A high-frequency radar array detected the March 11 tsunami that devastated Japan as it swept toward shore. The detection raises hopes for the development of a new early warning system, a Bodega Marine Laboratory oceanographer said.
It was the first time a tsunami has been observed on radar, said Professor John Largier, an oceanographer at the University of California at Davis and an author of a new paper describing the work.
"We have the hardware set up. We have the system operational. It's a software challenge that we show we can achieve" for the West Coast, Largier told CNN Tuesday. His paper appears this month in the journal Remote Sensing.

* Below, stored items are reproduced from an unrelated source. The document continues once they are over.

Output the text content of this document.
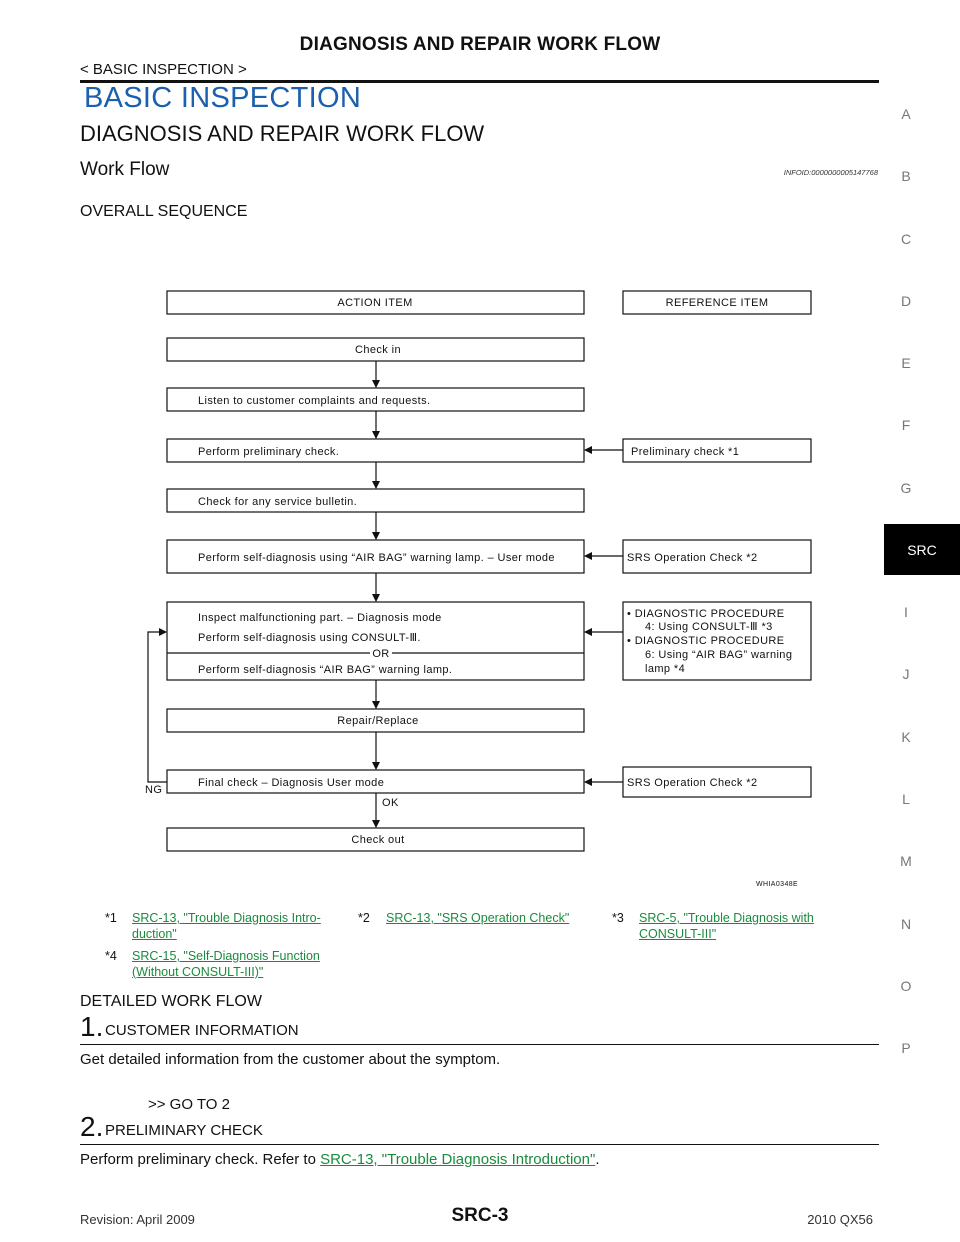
DIAGNOSIS AND REPAIR WORK FLOW
< BASIC INSPECTION >
BASIC INSPECTION
DIAGNOSIS AND REPAIR WORK FLOW
Work Flow	INFOID:0000000005147768
OVERALL SEQUENCE
A
B
C
D
E
F
G
SRC
I
J
K
L
M
N
O
P
ACTION ITEM	REFERENCE ITEM
Check in
Listen to customer complaints and requests.
Perform preliminary check.	Preliminary check *1
Check for any service bulletin.
Perform self-diagnosis using “AIR BAG” warning lamp. – User mode	SRS Operation Check *2
Inspect malfunctioning part. – Diagnosis mode
Perform self-diagnosis using CONSULT-Ⅲ.
OR
Perform self-diagnosis “AIR BAG” warning lamp.
• DIAGNOSTIC PROCEDURE
4: Using CONSULT-Ⅲ *3
• DIAGNOSTIC PROCEDURE
6: Using “AIR BAG” warning
lamp *4
Repair/Replace
Final check – Diagnosis User mode	SRS Operation Check *2
NG
OK
Check out
WHIA0348E
*1 SRC-13, "Trouble Diagnosis Intro-
duction"
*2 SRC-13, "SRS Operation Check"	*3 SRC-5, "Trouble Diagnosis with
CONSULT-III"
*4 SRC-15, "Self-Diagnosis Function
(Without CONSULT-III)"
DETAILED WORK FLOW
1. CUSTOMER INFORMATION
Get detailed information from the customer about the symptom.
>> GO TO 2
2. PRELIMINARY CHECK
Perform preliminary check. Refer to SRC-13, "Trouble Diagnosis Introduction".
Revision: April 2009	SRC-3	2010 QX56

A consortium of universities in California already has a high-frequency radar system set up for the West Coast to detect changes in the ocean's currents. To develop an early warning system for tsunamis on the West Coast, software would be needed, Largier said.
Such a detection system could provide a 15-minute warning for a tsunami approaching northern California and an early warning of an hour for southern California, where the shallow continental shelf along the coast is bigger, Largier said.
The U.S. East Coast and southeast Asia would have to set up a system and software from scratch, but an early detection system could provide an hour's warning for the Eastern Seaboard and several hours for southeast Asia, where shallow waters extend much further off the coast, Largier said.
For the past decade, Largier and his colleagues have used a high-frequency radar array along the UC NRS's Bodega Marine Reserve to study ocean currents off California. That radar array is state-funded, but researchers are concerned about the costs of continuing to operate it, Largier said.
Researchers from Hokkaido and Kyoto universities in Japan and San Francisco State University and Largier used data from radar sites at Bodega Bay; Trinidad, Calif.; and two sites in Hokkaido, Japan, to look for the tsunami offshore.
The radar doesn't pick up the actual tsunami but rather changes in currents as the wave travels, the scientists said.
As the waves enter shallower coastal water over the continental shelf, they slow down, increase in height and decrease in wavelength, the scientists said.